For the second time, he found the world pulled away as he stumbled into darkness.


The next time his eyes flickered open, he felt as though he'd been sleeping for a thousand years. Rip Van Winkle, he thought, the man who slept for twenty years. Immediately that thought was followed by another one. I can remember Rip Van Winkle, but I can't remember my own goddamn name?

"Oh good," a faintly familiar voice said, "you're awake." The nurse's face appeared over him, still framed by that fire-engine, straight-from-a-bottle red hair. "Would you like to sit up?"

He nodded, and she helped him into a sitting position again. "How do you feel?"

How did he feel? He was in a hospital, he couldn't remember his name, who he was, or what had happened to him, he didn't even know where he was, and he felt like he had been sleeping for ten years while the world just passed around him. He stared at the woman, and she chuckled.

"Stupid question. Sorry." She gave him a smile. "Are you in pain?"

He shook his head. His neck was a little stiff and he felt…weird, but he didn't hurt. The inevitable yet rolled through his mind before he could stop it.
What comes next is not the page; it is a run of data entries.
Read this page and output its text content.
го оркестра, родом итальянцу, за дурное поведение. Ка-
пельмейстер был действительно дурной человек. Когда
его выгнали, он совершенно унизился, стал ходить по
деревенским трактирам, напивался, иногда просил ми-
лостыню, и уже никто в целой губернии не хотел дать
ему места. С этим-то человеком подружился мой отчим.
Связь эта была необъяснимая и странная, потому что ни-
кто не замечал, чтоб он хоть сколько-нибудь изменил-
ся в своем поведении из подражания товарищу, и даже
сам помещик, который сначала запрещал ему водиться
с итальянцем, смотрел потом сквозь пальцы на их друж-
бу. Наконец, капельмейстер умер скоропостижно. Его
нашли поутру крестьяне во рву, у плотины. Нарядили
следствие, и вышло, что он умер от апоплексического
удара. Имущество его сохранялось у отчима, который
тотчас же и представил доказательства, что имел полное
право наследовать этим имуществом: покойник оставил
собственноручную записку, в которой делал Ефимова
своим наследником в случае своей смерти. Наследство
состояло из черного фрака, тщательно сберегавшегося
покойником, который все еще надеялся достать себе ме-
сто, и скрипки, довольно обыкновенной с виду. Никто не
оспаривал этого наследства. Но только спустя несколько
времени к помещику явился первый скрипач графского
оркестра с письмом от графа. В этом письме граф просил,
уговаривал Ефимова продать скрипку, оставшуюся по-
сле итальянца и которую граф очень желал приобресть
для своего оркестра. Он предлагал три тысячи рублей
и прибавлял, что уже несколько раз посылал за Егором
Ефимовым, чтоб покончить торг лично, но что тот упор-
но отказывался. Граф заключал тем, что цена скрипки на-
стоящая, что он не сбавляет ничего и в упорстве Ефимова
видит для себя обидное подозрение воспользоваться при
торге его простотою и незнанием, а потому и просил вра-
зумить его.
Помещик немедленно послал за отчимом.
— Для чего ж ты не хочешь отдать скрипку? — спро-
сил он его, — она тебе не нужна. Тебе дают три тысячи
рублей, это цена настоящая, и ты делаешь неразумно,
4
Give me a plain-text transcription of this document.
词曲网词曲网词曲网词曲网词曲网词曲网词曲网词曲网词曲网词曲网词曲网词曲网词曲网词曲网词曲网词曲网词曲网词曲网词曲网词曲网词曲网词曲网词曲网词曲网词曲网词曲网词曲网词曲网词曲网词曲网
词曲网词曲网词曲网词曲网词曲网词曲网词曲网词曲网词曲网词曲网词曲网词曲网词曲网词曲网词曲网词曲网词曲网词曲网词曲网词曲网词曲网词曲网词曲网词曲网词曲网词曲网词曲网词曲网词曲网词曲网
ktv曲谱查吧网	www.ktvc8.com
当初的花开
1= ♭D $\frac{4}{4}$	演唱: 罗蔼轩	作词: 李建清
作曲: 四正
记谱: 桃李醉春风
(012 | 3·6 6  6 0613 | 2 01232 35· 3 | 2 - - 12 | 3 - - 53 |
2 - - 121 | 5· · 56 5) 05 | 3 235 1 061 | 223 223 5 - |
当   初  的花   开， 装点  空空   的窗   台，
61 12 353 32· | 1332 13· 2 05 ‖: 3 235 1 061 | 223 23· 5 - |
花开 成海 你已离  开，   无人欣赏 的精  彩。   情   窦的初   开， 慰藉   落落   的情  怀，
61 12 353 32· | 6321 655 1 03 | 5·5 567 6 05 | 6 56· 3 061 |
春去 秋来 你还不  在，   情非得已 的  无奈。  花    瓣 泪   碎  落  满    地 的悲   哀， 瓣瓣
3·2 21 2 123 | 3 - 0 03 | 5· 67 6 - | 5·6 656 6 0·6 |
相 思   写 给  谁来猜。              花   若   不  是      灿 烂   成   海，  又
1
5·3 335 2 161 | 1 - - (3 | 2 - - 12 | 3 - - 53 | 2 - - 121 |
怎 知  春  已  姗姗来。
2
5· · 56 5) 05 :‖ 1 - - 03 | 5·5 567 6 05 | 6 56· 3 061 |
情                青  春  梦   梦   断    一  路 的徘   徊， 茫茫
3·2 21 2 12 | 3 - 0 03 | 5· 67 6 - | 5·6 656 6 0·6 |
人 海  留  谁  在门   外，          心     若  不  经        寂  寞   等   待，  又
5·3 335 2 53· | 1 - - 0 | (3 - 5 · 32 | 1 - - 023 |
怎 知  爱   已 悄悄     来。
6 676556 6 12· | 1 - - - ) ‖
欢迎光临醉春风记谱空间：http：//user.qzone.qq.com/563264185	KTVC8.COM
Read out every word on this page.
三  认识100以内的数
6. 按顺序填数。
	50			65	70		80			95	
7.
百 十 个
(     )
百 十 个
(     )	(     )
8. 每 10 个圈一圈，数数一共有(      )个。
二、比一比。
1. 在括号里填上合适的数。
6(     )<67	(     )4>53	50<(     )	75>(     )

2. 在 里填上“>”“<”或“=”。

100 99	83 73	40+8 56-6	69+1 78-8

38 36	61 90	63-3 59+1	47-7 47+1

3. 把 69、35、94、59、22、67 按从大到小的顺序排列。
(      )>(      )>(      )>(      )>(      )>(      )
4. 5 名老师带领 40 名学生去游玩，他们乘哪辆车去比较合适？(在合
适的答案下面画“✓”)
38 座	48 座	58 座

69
"Do you remember anything?"

He shook his head again. She helped him take a sip of water and he reveled in the feeling. "What happened to me?" He said. The nurse paused in her motion of checking his chart and looked at him. Slowly, she put the chart back in its place and walked towards him. "We don't know, hon." She said, her words just as slow as her movements. "You were brought in the other night." She paused, licked her lips. "They found you on the side of the road, unconscious and barely breathing. One of the cops managed to get you awake there, but you passed out again. They brought you here." Her eyes flickered over him. "You've got a nasty bump on your head, scratches and bruises all over. A couple of broken ribs were the big problem; you're heavily medicated right now, so you probably can't feel them. You won't until you try to move."

He blinked at her, feeling the wild panic surge through him again. "Should you have told me that?"

She gave him a crooked smile. "Probably not. But you don't deserve to be kept in the dark." She tilted her head and surveyed him. "I never introduced myself, did I? Julia Sommers." She licked her lips. "We've been calling you John around here. You know, John Doe?"

John. The name danced through his mind, tantalizingly familiar. He knew someone named John. But it wasn't his name. It felt wrong as his name, too wrong to be acceptable. But, somewhere there was a John in his life.

"Not right, is it?" He shook his head and she frowned. "You need a name, for right now at least. We can't just call you son or hon or boy." She stared at him long and hard. "Is there any name that pops into your head?"

He closed his eyes, thinking, willing the memories to rise through the fog they were hidden within, but they stayed stubbornly lost, locked behind some door in his mind. Opening his eyes he shook his head.

She sighed, and then smiled slightly. It was, he thought, a bittersweet smile. "You know, I always said that if I had a son I would name him Alexander. Alex." She looked at him, and he thought he saw some ember of hope in her eyes. "How does that sound?"

Alex. It wasn't familiar, not even a little bit. It set off no bells in his head. It wasn't right…but it wasn't wrong. He could live with it.

Slowly, he nodded.

"Alex it is then." She smiled down at him. "It's nice to meet you, Alex."